同じ上あごの奥歯の骨造成手術である「サイナスリフト」は骨造成手術とインプラント手術を同時に行えず、骨補填材が馴染んで天然の骨と同じようになるまでの期間として4~6ヶ月程度の期間を必要とします。その後にインプラント手術を行うため更に治療期間を必要とし、結果的に被せものが入る「インプラント手術の終了」まで約1年以上の長い期間がかかります。
それに比べてソケットリフトでは、骨造成と歯槽骨とインプラントの定着を同時に進められるため、インプラント手術の終了までの期間が短くて済みます。順調に治療が進めば約4~6ヶ月後にはインプラント体に装着する人工歯などの準備ができるため、インプラントが自分の歯の一部としてしっかり噛めるようになるまで、最短で治療を進められます。
ソケットリフトのデメリット
ソケットリフトは治療の適応となる範囲が狭いため、広範囲に骨が少ないケースや骨の厚みが5㎜以下のケースには適応しません。また非常に高度な外科手術となるため、術者である歯科医師の技量により成功率が変化します。感染のリスクもあり、手術が失敗してしまう場合も想定されます。
治療範囲が制限される
ソケットリフトは上顎奥の骨が垂直的に少ないケースに適応となります。しかし、骨の厚みが5㎜以下のような極端に骨が足りない場合や、広範囲に骨が少ない場合には適応外となり、その場合はサイナスリフトという治療法になります。
視野の確保が狭い
ソケットリフト術は歯が生えている部分を僅かに切開して手術を行います。そのため目視できる視野が狭く、しっかり目で見て手術を行うことが非常に困難です。術中のシュナイダー膜を引き上げて増骨材を挿入する感覚は、術者の経験や解剖学的な知見が必要となるので、ソケットリフト成功の成功を左右する重要なポイントとなってしまいます。
知っておきたいソケットリフトの注意点
サイナスリフトやソケットリフトなど、上顎の骨造成手術は鼻の病気を誘発する可能性があります。

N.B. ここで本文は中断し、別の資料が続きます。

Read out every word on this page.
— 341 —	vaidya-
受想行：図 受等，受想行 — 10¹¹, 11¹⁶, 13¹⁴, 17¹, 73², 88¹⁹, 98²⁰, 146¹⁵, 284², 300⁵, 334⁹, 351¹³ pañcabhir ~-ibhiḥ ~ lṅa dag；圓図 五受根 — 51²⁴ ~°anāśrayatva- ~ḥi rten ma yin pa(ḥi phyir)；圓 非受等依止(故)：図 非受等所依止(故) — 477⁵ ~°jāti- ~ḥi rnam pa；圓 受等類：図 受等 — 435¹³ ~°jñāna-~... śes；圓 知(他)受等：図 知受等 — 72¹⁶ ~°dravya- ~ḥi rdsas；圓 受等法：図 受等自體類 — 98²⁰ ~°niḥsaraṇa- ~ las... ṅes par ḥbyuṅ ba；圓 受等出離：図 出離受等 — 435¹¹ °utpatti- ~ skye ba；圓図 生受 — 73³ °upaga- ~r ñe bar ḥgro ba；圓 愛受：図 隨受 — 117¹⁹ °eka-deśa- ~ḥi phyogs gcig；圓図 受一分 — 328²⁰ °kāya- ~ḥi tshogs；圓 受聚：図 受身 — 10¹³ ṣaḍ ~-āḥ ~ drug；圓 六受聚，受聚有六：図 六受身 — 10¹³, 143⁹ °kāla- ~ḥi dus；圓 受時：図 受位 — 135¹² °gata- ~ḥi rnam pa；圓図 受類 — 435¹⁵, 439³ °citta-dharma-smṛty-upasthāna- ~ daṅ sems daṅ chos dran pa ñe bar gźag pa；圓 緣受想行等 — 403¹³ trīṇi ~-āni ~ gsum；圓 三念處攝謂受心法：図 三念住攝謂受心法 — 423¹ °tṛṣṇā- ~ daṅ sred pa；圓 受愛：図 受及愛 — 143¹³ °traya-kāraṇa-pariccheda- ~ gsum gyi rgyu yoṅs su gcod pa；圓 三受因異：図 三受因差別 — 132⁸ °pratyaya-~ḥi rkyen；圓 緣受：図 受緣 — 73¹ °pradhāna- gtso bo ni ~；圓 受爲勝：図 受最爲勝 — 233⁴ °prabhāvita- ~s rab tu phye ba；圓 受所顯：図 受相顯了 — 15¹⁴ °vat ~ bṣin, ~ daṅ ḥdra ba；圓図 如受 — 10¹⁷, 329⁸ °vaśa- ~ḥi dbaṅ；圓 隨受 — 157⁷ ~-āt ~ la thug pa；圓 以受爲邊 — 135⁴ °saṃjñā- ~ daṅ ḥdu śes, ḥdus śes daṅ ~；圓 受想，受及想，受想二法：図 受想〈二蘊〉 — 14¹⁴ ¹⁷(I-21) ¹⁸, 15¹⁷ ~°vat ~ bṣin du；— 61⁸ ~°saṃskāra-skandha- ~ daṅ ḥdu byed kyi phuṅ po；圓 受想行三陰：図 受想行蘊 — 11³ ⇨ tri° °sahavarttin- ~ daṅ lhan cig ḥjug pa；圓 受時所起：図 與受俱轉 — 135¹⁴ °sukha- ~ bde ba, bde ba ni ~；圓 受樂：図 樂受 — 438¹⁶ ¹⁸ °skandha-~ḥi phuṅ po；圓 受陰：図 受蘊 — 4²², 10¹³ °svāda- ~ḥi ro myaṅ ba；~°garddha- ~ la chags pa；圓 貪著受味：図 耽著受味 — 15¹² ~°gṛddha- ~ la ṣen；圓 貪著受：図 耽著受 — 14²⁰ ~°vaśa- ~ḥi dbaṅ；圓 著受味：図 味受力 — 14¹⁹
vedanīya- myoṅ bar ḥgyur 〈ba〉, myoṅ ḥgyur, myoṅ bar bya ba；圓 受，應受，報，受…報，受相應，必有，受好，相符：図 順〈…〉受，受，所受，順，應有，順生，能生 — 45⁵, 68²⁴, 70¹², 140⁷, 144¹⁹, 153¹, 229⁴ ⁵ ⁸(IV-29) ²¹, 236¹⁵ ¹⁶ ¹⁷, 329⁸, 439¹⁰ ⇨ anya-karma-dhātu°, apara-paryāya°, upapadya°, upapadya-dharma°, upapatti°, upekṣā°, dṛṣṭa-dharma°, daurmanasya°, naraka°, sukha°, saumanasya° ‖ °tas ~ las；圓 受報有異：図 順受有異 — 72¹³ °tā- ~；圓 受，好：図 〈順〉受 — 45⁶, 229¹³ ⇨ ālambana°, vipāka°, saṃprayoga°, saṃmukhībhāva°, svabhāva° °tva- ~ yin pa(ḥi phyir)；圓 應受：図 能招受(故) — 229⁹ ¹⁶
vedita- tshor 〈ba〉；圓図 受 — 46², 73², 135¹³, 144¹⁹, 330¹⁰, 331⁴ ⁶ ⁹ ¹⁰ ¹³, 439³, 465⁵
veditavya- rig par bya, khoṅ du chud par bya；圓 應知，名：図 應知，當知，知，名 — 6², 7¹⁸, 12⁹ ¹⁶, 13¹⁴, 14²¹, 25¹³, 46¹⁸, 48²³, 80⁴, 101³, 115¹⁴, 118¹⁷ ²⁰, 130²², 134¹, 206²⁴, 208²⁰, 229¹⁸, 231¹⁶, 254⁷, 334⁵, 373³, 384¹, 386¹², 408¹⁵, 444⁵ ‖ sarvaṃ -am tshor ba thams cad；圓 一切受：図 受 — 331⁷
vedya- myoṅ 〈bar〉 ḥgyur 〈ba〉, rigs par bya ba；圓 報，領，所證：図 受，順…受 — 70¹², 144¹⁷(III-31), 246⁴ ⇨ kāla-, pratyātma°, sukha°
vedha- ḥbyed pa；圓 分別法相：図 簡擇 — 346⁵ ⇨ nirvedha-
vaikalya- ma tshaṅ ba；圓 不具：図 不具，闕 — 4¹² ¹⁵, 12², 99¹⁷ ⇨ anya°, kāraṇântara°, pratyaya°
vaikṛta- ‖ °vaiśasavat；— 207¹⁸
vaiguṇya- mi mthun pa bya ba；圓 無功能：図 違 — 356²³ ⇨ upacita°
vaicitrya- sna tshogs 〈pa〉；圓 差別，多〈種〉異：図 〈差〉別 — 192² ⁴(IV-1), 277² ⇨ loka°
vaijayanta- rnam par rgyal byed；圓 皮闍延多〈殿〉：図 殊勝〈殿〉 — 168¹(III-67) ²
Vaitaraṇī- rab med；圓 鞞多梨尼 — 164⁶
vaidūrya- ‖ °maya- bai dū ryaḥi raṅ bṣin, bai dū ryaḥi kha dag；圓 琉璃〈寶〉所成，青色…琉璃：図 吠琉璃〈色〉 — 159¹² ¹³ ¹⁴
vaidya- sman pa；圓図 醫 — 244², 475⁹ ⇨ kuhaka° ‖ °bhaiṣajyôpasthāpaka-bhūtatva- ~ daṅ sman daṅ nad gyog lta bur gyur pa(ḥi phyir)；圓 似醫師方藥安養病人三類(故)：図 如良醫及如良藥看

上顎奥の上に広がる上顎洞は、鼻の副鼻腔と繋がっています。上顎洞を覆うシュナイダー膜は非常にデリケートな粘膜であるため、術中の力加減を間違えてしまうと、傷付けてしまいます。シュナイダー膜に傷がある場合、腫れや痛みを引き起こすだけでなく、感染症にかかる可能性もあります。
その感染症の代表的な例として挙げられるのが「上顎洞炎」です。上顎洞炎は上顎洞に起こる炎症のことで、粘膜に膿が溜まることで様々なトラブルを引き起こします。一般的には「蓄膿症」や「副鼻腔炎」と呼ばれることが多く、鼻に関わる症状を誘発します。症状としては、鼻づまりや黄色い鼻水、鼻や頬周辺の違和感、頭痛、膿が喉に流れ込むことによる口臭などが上げられます。
インプラントの手術が原因で炎症を起こしたと判断した場合は、抗生物質で炎症を抑えて膿を排出し、インプラントを抜き取ることが必要になります。